SOD1遺伝子変異を有する成人ALSに対する初の治療薬QALSODYについてCHMPが肯定的見解を採択
バイオジェンは2月23日、欧州医薬品庁(EMA)の医薬品委員会(CHMP)が、スーパーオキシドジスムターゼ1(SOD1)遺伝子変異を有する成人の筋萎縮性側索硬化症(ALS)治療薬QALSODY(トフェルセン)について、特例的な状況下での販売承認を推奨する肯定的見解を採択したと発表しました。
筋萎縮性側索硬化症(ALS)は、手足・のど・舌の筋肉など呼吸に必要な筋肉が徐々に痩せていき、力がなくなっていく進行性の疾患であり、患者数は世界で16万8000人と推計されていますす。筋萎縮性側索硬化症(ALS)の発症には複数の遺伝子が関わっており、約2%の患者さんがSOD1遺伝子変異を有すると考えられています。SOD1-ALSの患者さんは身体にSOD1遺伝子変異によるSOD1タンパク質の有害な誤った折り畳みを生じます。この有害なタンパク質が、運動ニューロンの変性を発現させ、進行性の筋力低下、機能の喪失、最終的には死に至ります。
QALSODYは、アンチセンスオリゴヌクレオチド(ASO)でSOD1タンパク質の生成を抑制するため、SOD1mRNAに結合するように設計されたSOD1遺伝子変異を有する成人の筋萎縮性側索硬化症(ALS)の患者さんに対する治療薬です。欧州委員会(EC)により承認されれば、QALSODYは運動ニューロン疾患(MND)としても知られる筋萎縮性側索硬化症(ALS)に対し、遺伝的原因を標的とする治療薬として欧州連合(EU)で初めて承認されることになります。
QALSODYを推奨するCHMPの見解は、標的に対する作用機序、バイオマーカー、臨床データを含むエビデンス全体に基づきます。
28週間の臨床第III相VALOR試験を行った結果、QALSODYを投与された被験者群とプラセボ群を比較して、QALSODYを投与された被験者群では血漿ニューロフィラメント軽鎖(NfL)の60%減少が認められ、ニューロン損傷の軽減が示唆されました。ALS機能評価スケール改訂版(ALSFRS-R)で評価された身体能力は、QALSODY投与群はプラセボ群と比較して、改善の傾向が見られました。

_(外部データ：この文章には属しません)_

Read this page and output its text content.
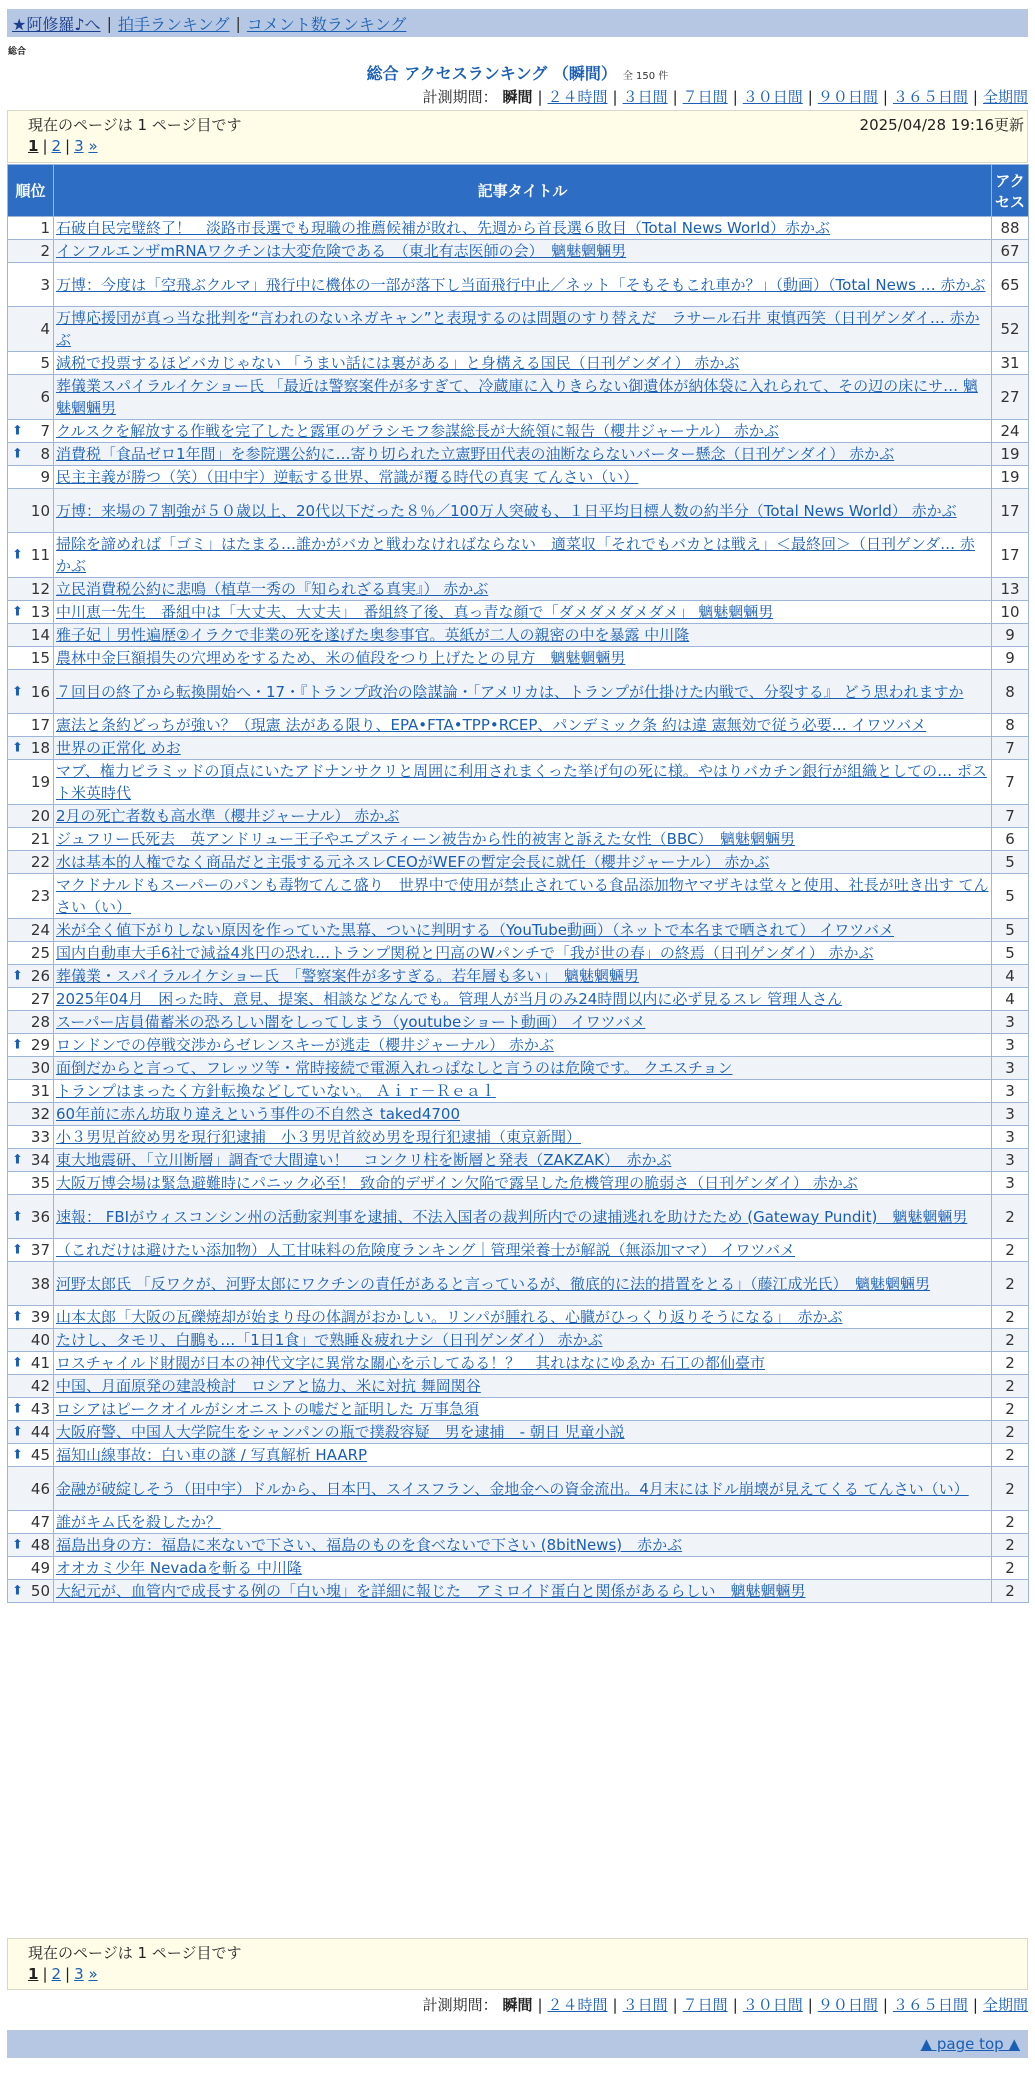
★阿修羅♪へ | 拍手ランキング | コメント数ランキング
総合
総合 アクセスランキング （瞬間） 全 150 件
計測期間： 瞬間 | ２４時間 | ３日間 | ７日間 | ３０日間 | ９０日間 | ３６５日間 | 全期間
現在のページは 1 ページ目です	2025/04/28 19:16更新
1 | 2 | 3 »
順位	記事タイトル	アクセス
1	石破自民完璧終了！　淡路市長選でも現職の推薦候補が敗れ、先週から首長選６敗目（Total News World）赤かぶ	88
2	インフルエンザmRNAワクチンは大変危険である　（東北有志医師の会）　魑魅魍魎男	67
3	万博：今度は「空飛ぶクルマ」飛行中に機体の一部が落下し当面飛行中止／ネット「そもそもこれ車か？」（動画）（Total News … 赤かぶ	65
4	万博応援団が真っ当な批判を“言われのないネガキャン”と表現するのは問題のすり替えだ　ラサール石井 東慎西笑（日刊ゲンダイ… 赤かぶ	52
5	減税で投票するほどバカじゃない 「うまい話には裏がある」と身構える国民（日刊ゲンダイ） 赤かぶ	31
6	葬儀業スパイラルイケショー氏 「最近は警察案件が多すぎて、冷蔵庫に入りきらない御遺体が納体袋に入れられて、その辺の床にサ… 魑魅魍魎男	27

⬆ 7	クルスクを解放する作戦を完了したと露軍のゲラシモフ参謀総長が大統領に報告（櫻井ジャーナル） 赤かぶ	24

⬆ 8	消費税「食品ゼロ1年間」を参院選公約に…寄り切られた立憲野田代表の油断ならないバーター懸念（日刊ゲンダイ） 赤かぶ	19
9	民主主義が勝つ（笑）（田中宇）逆転する世界、常識が覆る時代の真実 てんさい（い）	19
10	万博：来場の７割強が５０歳以上、20代以下だった８％／100万人突破も、１日平均目標人数の約半分（Total News World） 赤かぶ	17

⬆ 11	掃除を諦めれば「ゴミ」はたまる…誰かがバカと戦わなければならない　適菜収「それでもバカとは戦え」＜最終回＞（日刊ゲンダ… 赤かぶ	17
12	立民消費税公約に悲鳴（植草一秀の『知られざる真実』） 赤かぶ	13

⬆ 13	中川恵一先生　番組中は「大丈夫、大丈夫」　番組終了後、真っ青な顔で「ダメダメダメダメ」 魑魅魍魎男	10
14	雅子妃｜男性遍歴②イラクで非業の死を遂げた奥参事官。英紙が二人の親密の中を暴露 中川隆	9
15	農林中金巨額損失の穴埋めをするため、米の値段をつり上げたとの見方　魑魅魍魎男	9

⬆ 16	７回目の終了から転換開始へ・17・『トランプ政治の陰謀論・「アメリカは、トランプが仕掛けた内戦で、分裂する』 どう思われますか	8
17	憲法と条約どっちが強い？（現憲 法がある限り、EPA•FTA•TPP•RCEP、パンデミック条 約は違 憲無効で従う必要… イワツバメ	8

⬆ 18	世界の正常化 めお	7
19	マブ、権力ピラミッドの頂点にいたアドナンサクリと周囲に利用されまくった挙げ句の死に様。やはりバカチン銀行が組織としての… ポスト米英時代	7
20	2月の死亡者数も高水準（櫻井ジャーナル） 赤かぶ	7
21	ジュフリー氏死去　英アンドリュー王子やエプスティーン被告から性的被害と訴えた女性（BBC）　魑魅魍魎男	6
22	水は基本的人権でなく商品だと主張する元ネスレCEOがWEFの暫定会長に就任（櫻井ジャーナル） 赤かぶ	5
23	マクドナルドもスーパーのパンも毒物てんこ盛り　世界中で使用が禁止されている食品添加物ヤマザキは堂々と使用、社長が吐き出す てんさい（い）	5
24	米が全く値下がりしない原因を作っていた黒幕、ついに判明する（YouTube動画）（ネットで本名まで晒されて） イワツバメ	5
25	国内自動車大手6社で減益4兆円の恐れ…トランプ関税と円高のWパンチで「我が世の春」の終焉（日刊ゲンダイ） 赤かぶ	5

⬆ 26	葬儀業・スパイラルイケショー氏　「警察案件が多すぎる。若年層も多い」　魑魅魍魎男	4
27	2025年04月　困った時、意見、提案、相談などなんでも。管理人が当月のみ24時間以内に必ず見るスレ 管理人さん	4
28	スーパー店員備蓄米の恐ろしい闇をしってしまう（youtubeショート動画） イワツバメ	3

⬆ 29	ロンドンでの停戦交渉からゼレンスキーが逃走（櫻井ジャーナル） 赤かぶ	3
30	面倒だからと言って、フレッツ等・常時接続で電源入れっぱなしと言うのは危険です。 クエスチョン	3
31	トランプはまったく方針転換などしていない。 Ａｉｒ－Ｒｅａｌ	3
32	60年前に赤ん坊取り違えという事件の不自然さ taked4700	3
33	小３男児首絞め男を現行犯逮捕　小３男児首絞め男を現行犯逮捕（東京新聞）	3

⬆ 34	東大地震研、「立川断層」調査で大間違い！　コンクリ柱を断層と発表（ZAKZAK）　赤かぶ	3
35	大阪万博会場は緊急避難時にパニック必至！ 致命的デザイン欠陥で露呈した危機管理の脆弱さ（日刊ゲンダイ） 赤かぶ	3

⬆ 36	速報： FBIがウィスコンシン州の活動家判事を逮捕、不法入国者の裁判所内での逮捕逃れを助けたため (Gateway Pundit)　魑魅魍魎男	2

⬆ 37	（これだけは避けたい添加物）人工甘味料の危険度ランキング｜管理栄養士が解説（無添加ママ） イワツバメ	2
38	河野太郎氏 「反ワクが、河野太郎にワクチンの責任があると言っているが、徹底的に法的措置をとる」（藤江成光氏）　魑魅魍魎男	2

⬆ 39	山本太郎「大阪の瓦礫焼却が始まり母の体調がおかしい。リンパが腫れる、心臓がひっくり返りそうになる」　赤かぶ	2
40	たけし、タモリ、白鵬も…「1日1食」で熟睡＆疲れナシ（日刊ゲンダイ） 赤かぶ	2

⬆ 41	ロスチャイルド財閥が日本の神代文字に異常な關心を示してゐる！？　其れはなにゆゑか 石工の都仙臺市	2
42	中国、月面原発の建設検討　ロシアと協力、米に対抗 舞岡関谷	2

⬆ 43	ロシアはピークオイルがシオニストの嘘だと証明した 万事急須	2

⬆ 44	大阪府警、中国人大学院生をシャンパンの瓶で撲殺容疑　男を逮捕　- 朝日 児童小説	2

⬆ 45	福知山線事故：白い車の謎 / 写真解析 HAARP	2
46	金融が破綻しそう（田中宇）ドルから、日本円、スイスフラン、金地金への資金流出。4月末にはドル崩壊が見えてくる てんさい（い）	2
47	誰がキム氏を殺したか？	2

⬆ 48	福島出身の方：福島に来ないで下さい、福島のものを食べないで下さい (8bitNews)　赤かぶ	2
49	オオカミ少年 Nevadaを斬る 中川隆	2

⬆ 50	大紀元が、血管内で成長する例の「白い塊」を詳細に報じた　アミロイド蛋白と関係があるらしい　魑魅魍魎男	2
現在のページは 1 ページ目です
1 | 2 | 3 »
計測期間： 瞬間 | ２４時間 | ３日間 | ７日間 | ３０日間 | ９０日間 | ３６５日間 | 全期間
▲ page top ▲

バイオジェンの開発部門責任者であるプリヤ・シンハル氏は「CHMPの肯定的見解はQALSODYがSOD1-ALS にもたらすインパクトを強固に示すものであり、ALSや神経筋疾患の患者さんのアンメットニーズに対するバイオジェンのコミットメントをより強く表すものです。私たちはSOD1-ALSの臨床試験でニューロフィラメントが果たす役割について新たな知見を導く一助となれることを誇りに思うとともに、ALSコミュニティのために研究の推進に献身的にご協力いただいたSOD1-ALSの患者さん、ご家族の皆さん、そして治療研究に携わった関係者の皆さんに心より感謝いたします」と述べています。
なお、QALSODYに対するCHMPの推奨は今後ECで欧州連合における販売承認が検討され、2024年第2四半期に決定が下される見込みです。